The research “Cell Autonomous and Non-cell Autonomous Regulation of SMC Progenitors in Pulmonary Hypertension” was published in the journal Cell Reports. Its authors call for more studies into such signaling as it may have “major ramifications” for treatment development.
PH is marked by increased pulmonary arterial pressure and hyper-muscularization of the lung vasculature. Throughout its course, smooth muscle cells (SMCs) — which form a sheath around bronchi and blood vessels in the lungs — go through marked changes. But what signals, or crosstalk, leads specialized cells to proliferate and migrate within vessels of the lung remains poorly understood.
Scientists at the Yale Cardiovascular Research Center investigated molecular signals that may be shared between SMCs and other cells present in the lung’s blood vessels of a PH mouse model. By looking at such signaling, the study focused on vasculature changes in earlier disease phases.
They found two signals, called KLF4 and HIF1-alpha, that play a direct role in SMCs and promoted PH progression within a context of low oxygen or hypoxia — hypoxia being a major cause of PH.
Specifically, the transcription factor KLF4 is critical for initiating the distal (distant) migration of smooth muscle cells in PH; HIF1-alpha is key for the subsequent steps of pulmonary arteriole muscularization.

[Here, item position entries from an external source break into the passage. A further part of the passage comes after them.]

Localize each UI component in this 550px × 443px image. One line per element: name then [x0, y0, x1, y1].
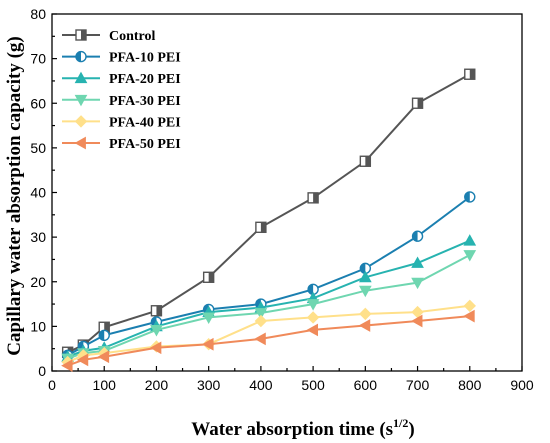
data-point: [411, 277, 424, 290]
y-tick-label: 40: [30, 185, 46, 201]
data-point: [97, 350, 110, 364]
x-tick-label: 800: [458, 377, 482, 393]
legend-marker: [75, 50, 87, 63]
data-point: [202, 271, 215, 283]
legend-item: PFA-10 PEI: [62, 51, 181, 66]
series-line: [67, 73, 471, 354]
x-tick-label: 400: [249, 377, 273, 393]
data-point: [202, 337, 214, 351]
data-point: [359, 307, 372, 321]
y-tick-label: 20: [30, 274, 46, 290]
data-point: [358, 285, 372, 298]
legend-label: PFA-20 PEI: [109, 72, 181, 87]
legend-item: PFA-50 PEI: [62, 136, 181, 152]
series-line: [67, 254, 471, 360]
legend-item: PFA-30 PEI: [62, 94, 181, 109]
data-point: [359, 262, 372, 275]
x-axis-title-suffix: ): [408, 419, 414, 440]
y-tick-label: 70: [30, 51, 46, 67]
y-tick-label: 0: [38, 363, 46, 379]
legend-label: Control: [109, 29, 156, 44]
y-tick-label: 80: [30, 6, 46, 22]
legend: Control PFA-10 PEI PFA-20 PEI PFA-30 PEI PFA…: [62, 29, 181, 152]
data-point: [76, 353, 89, 367]
data-point: [98, 329, 110, 341]
series-line: [67, 196, 471, 357]
data-point: [150, 305, 163, 317]
x-axis-title-superscript: 1/2: [393, 416, 408, 430]
data-point: [411, 314, 423, 328]
x-tick-label: 900: [510, 377, 534, 393]
legend-label: PFA-50 PEI: [109, 137, 181, 152]
x-tick-label: 300: [197, 377, 221, 393]
series-line: [67, 315, 470, 367]
y-axis-title: Capillary water absorption capacity (g): [4, 36, 25, 355]
series-line: [67, 304, 470, 364]
data-point: [307, 192, 319, 204]
legend-label: PFA-30 PEI: [109, 94, 181, 109]
legend-label: PFA-40 PEI: [109, 115, 181, 130]
x-tick-label: 100: [93, 377, 117, 393]
data-point: [463, 250, 477, 262]
data-point: [306, 323, 319, 337]
data-point: [149, 341, 162, 355]
data-point: [463, 234, 477, 246]
data-point: [202, 312, 216, 324]
data-point: [358, 319, 371, 332]
legend-marker: [74, 71, 88, 84]
legend-marker: [75, 29, 87, 41]
axes-layer: 0 100 200 300 400 500 600 700 800 900 0 10 20 30 40 50 6…: [30, 6, 533, 393]
x-axis-title-main: Water absorption time (s: [191, 419, 393, 440]
data-point: [464, 191, 476, 203]
y-tick-label: 10: [30, 318, 46, 334]
data-point: [411, 97, 424, 109]
data-point: [358, 270, 372, 283]
data-point: [306, 311, 320, 324]
series-pfa-10-pei: [61, 191, 476, 362]
legend-item: PFA-20 PEI: [62, 71, 181, 87]
legend-label: PFA-10 PEI: [109, 51, 181, 66]
y-tick-label: 60: [30, 95, 46, 111]
data-point: [306, 299, 320, 311]
y-tick-label: 30: [30, 229, 46, 245]
legend-marker: [74, 94, 88, 107]
x-tick-label: 500: [301, 377, 325, 393]
data-point: [150, 325, 163, 337]
data-point: [61, 359, 73, 372]
x-axis-title: Water absorption time (s1/2): [191, 416, 414, 440]
data-point: [411, 256, 424, 268]
data-point: [411, 230, 424, 242]
data-point: [254, 308, 268, 320]
legend-marker: [74, 136, 86, 150]
data-point: [464, 68, 476, 80]
data-point: [254, 332, 266, 346]
legend-item: Control: [62, 29, 156, 44]
series-line: [67, 239, 471, 358]
series-layer: [61, 68, 477, 372]
data-point: [463, 309, 475, 323]
x-tick-label: 600: [354, 377, 378, 393]
legend-marker: [74, 115, 88, 128]
series-pfa-30-pei: [61, 250, 477, 366]
series-pfa-50-pei: [61, 309, 475, 372]
legend-item: PFA-40 PEI: [62, 115, 181, 130]
y-tick-label: 50: [30, 140, 46, 156]
data-point: [254, 314, 268, 328]
x-tick-label: 700: [406, 377, 430, 393]
data-point: [359, 155, 372, 167]
x-tick-label: 200: [145, 377, 169, 393]
data-point: [463, 299, 476, 313]
data-point: [255, 221, 267, 234]
series-control: [61, 68, 476, 358]
series-pfa-40-pei: [61, 299, 476, 369]
x-tick-label: 0: [48, 377, 56, 393]
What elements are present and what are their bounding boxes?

In addition, researchers found that signals from other cells in the lung vasculature, namely endothelial cells and macrophages (cells of the immune system), also contribute to SMC multiplication and migration — the two steps that lead to the narrowing and blockage of lung blood vessels that characterize this disease.

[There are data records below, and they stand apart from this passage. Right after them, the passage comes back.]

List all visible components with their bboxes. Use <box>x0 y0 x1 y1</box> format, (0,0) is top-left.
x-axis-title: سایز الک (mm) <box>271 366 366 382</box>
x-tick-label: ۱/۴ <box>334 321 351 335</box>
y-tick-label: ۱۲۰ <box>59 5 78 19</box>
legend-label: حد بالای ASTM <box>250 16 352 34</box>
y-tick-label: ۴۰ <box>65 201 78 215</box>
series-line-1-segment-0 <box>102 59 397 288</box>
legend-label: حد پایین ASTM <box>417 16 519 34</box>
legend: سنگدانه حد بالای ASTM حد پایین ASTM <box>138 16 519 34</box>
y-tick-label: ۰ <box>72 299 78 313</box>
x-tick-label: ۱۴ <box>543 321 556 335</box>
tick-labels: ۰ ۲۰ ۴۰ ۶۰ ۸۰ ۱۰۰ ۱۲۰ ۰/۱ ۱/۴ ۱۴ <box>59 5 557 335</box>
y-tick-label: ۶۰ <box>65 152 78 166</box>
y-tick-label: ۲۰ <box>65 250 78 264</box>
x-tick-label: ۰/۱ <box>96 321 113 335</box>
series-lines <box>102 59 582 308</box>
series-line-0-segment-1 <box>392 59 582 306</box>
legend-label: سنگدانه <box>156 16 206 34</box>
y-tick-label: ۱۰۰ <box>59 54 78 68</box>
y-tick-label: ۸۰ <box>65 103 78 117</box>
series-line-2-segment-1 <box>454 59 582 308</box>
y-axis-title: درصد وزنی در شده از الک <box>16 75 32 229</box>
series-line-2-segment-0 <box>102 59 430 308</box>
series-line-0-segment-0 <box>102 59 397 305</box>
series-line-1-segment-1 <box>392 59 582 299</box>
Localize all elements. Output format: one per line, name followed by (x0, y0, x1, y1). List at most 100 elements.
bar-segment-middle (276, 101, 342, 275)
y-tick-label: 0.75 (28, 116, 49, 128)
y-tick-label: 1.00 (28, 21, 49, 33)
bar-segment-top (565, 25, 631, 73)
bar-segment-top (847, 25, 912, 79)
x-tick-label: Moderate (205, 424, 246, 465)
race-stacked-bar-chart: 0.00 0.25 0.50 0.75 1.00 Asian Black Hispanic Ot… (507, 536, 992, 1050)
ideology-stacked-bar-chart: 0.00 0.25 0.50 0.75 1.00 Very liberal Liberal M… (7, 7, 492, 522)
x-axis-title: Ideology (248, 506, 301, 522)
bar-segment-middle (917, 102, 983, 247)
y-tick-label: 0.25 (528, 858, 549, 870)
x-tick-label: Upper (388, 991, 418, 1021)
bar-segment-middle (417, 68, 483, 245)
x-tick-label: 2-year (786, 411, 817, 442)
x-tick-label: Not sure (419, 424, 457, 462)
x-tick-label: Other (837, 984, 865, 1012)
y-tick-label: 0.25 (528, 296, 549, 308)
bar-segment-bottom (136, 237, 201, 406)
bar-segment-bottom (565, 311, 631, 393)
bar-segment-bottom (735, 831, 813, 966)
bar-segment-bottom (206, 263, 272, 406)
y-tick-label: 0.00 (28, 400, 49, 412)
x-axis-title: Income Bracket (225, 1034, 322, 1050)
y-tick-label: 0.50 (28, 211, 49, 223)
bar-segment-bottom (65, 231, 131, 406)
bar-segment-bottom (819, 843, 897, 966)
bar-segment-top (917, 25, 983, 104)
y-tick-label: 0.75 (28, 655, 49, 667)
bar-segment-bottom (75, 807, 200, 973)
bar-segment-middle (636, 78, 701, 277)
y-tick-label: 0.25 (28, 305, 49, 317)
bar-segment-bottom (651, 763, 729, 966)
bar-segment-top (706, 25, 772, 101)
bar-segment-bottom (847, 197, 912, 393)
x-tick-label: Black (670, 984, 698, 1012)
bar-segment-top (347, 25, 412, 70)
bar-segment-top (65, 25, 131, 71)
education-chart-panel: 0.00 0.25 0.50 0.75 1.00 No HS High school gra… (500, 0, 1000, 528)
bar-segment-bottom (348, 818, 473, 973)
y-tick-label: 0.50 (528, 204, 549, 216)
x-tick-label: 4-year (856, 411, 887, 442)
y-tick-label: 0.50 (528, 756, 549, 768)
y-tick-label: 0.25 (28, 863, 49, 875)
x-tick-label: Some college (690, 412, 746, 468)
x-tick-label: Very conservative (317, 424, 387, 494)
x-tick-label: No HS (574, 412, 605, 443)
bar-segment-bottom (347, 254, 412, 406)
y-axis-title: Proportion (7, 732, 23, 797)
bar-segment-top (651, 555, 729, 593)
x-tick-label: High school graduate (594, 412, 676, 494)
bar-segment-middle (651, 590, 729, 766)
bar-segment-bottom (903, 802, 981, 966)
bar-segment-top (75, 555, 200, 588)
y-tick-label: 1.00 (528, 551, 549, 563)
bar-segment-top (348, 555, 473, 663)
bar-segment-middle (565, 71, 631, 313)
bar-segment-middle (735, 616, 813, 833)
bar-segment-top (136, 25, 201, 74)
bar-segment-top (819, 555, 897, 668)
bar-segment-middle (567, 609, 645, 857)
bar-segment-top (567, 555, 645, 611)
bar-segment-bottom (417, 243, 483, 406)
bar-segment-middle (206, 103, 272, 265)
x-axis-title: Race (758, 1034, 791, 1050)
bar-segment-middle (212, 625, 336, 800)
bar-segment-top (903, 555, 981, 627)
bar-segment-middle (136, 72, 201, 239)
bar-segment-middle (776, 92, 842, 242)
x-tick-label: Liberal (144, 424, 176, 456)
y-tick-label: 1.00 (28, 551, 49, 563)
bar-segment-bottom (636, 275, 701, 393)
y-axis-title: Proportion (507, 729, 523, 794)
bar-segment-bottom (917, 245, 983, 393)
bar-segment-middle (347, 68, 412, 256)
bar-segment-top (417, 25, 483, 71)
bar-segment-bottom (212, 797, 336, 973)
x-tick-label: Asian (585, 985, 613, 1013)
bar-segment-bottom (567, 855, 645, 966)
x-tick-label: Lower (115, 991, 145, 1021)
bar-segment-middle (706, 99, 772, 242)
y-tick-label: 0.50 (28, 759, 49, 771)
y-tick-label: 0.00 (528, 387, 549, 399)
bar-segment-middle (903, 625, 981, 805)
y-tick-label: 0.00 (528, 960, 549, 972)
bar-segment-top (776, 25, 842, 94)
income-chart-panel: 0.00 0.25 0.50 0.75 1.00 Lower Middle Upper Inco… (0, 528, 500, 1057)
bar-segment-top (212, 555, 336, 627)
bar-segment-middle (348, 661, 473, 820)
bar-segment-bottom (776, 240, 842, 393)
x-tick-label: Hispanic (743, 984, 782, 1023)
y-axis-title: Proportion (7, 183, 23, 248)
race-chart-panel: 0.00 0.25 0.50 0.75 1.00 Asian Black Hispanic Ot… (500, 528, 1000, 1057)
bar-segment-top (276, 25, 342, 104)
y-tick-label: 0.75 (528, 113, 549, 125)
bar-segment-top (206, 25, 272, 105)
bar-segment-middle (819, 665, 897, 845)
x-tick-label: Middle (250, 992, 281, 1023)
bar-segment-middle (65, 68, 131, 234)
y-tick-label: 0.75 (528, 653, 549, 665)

“The interplay among distinct cell types is critical for the pathogenesis of diverse vasculoproliferative diseases but generally is understudied and poorly understood,” the researchers wrote.
“Thus, pathological studies delineating intercellular mechanisms — such as this investigation of specialized SMC progenitors in PH — are needed, because the resulting insights promise to have major ramifications for the development of novel therapeutic strategies,” the team concluded.